“There is actually no ability to exercise the right to keep and bear arms in the state of New Jersey,” he said in an email. “Anyone who tells you differently is misinformed. The Second Amendment to the Constitution protects the rights of individuals to both keep and bear arms, yet in NJ here is no ability to exercise the right to bear arms at all. The exercise of that right is banned. Therefore, New Jersey is not in compliance with the highest law of the land -- the United States Constitution.”
The registration process, he said, is already very detailed and lengthy and that applying for permit to carry requires you to prove “justifiable need,” which he says is too high of a standard.
”In the courts of New Jersey, justifiable need has been misinterpreted as requiring an imminent threat to your life,” he said. “Self-defense, or protection of your family while traveling is not sufficient reason. A family traveling through cities like Newark, Trenton, Camden, Elizabeth, Linden, and so on, have no protection against carjacking or kidnapping except for dialing 911 on the cellphone the criminals just stole.”
His organization is committed to removing Sweeney from office and to replacing him “with a leader who understands basic human rights.”
Gun-control groups said the bills that have been signed are good bills, for the most part, but they say the three most important bills remain in limbo: The .50-caliber ban, the omnibus ID bill and the lower cap on magazine rounds.
“The governor, himself, proposed the .50-caliber ban in his plan in April, It is extraordinary weapon that is incredibly lethal,” said Nicola Bosour, director of Ceasefire NJ. “To me it is an unconscionable choice to allow those to be bought and sold in New Jersey.”
She called the lower cap on magazine “vitally important,” and said Ceasefire was “disappointed that the Senate did not act on that one.”
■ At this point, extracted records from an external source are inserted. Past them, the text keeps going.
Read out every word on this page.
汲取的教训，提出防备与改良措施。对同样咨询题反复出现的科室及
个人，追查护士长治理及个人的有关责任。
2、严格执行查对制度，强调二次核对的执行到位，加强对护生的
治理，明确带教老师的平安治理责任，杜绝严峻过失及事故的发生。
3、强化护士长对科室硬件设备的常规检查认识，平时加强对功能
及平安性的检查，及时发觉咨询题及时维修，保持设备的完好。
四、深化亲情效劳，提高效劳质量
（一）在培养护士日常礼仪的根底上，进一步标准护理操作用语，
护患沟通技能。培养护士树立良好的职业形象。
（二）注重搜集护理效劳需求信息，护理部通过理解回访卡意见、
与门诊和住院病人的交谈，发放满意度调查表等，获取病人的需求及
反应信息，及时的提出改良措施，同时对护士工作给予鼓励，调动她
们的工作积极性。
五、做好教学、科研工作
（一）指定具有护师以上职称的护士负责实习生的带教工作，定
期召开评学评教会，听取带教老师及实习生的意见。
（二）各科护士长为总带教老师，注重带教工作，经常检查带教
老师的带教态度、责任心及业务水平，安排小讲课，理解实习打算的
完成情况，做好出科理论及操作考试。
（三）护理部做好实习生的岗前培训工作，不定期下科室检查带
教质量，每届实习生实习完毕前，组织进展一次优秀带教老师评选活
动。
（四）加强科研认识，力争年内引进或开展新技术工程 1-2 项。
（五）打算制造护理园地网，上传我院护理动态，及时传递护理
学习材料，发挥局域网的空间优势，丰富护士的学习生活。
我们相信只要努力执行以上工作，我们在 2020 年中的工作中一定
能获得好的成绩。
The magazine cap -- Assembly bill A-1329 -- passed the Assembly 45-30. The Senate version, S-2475, sponsored by Loretta Weinberg (D-Bergen) and Nia Gill (D-Essex), was referred to the Senate Law and Public Safety Committee and has not been considered because it is opposed by Sweeney, who as Senate president controls the flow of legislation in the upper house.
A similar bill, S-2630, introduced in the Senate by then-Democratic gubernatorial candidate Sen. Barbara Buono (D-Middlesex) and Joseph Vitale (D-Woodbridge), also was referred to the Law and Public Safety Committee.
Bocour said the governor’s vetoes show that he is looking ahead to the 2016 presidential race and focusing on “the gun industry’s money.”
Redlawsk of Eagleton said he thought the governor’s political team, if not the governor himself, is probably looking ahead to a potential presidential run. That is why the governor has tried to straddle the line on the gun issue. He has to consider the national Republican base, which is very much pro-gun rights, while also acknowledging that New Jersey has been a heavily Democratic state in recent years.
“In Christie’s case, in particular, when think of a Republican governor in New Jersey, he has to be careful not to be viewed as right wing,” he said. “But the folks who are most concerned about gun control are not voting for Christie anyway. It is a smaller group on the gun control side that is voting because of that. It frees him up to take positions with little risk and he can placate the base that he absolutely needs.”
Christie, for his part, describes his efforts as the responsible approach to gun violence, as he did in a September 20 press release announcing the signing of bill A-3797. The bill, which he conditionally vetoed in August, codifies reporting requirements for recovered firearms.
“I’m glad the Legislature acted swiftly to incorporate my commonsense changes so that I can sign this bill and responsibly strengthen New Jersey’s already-tough gun laws,” he said. “This new law will help state and federal law enforcement officials stop guns from getting into the hands of criminals, and help maintain public safety.”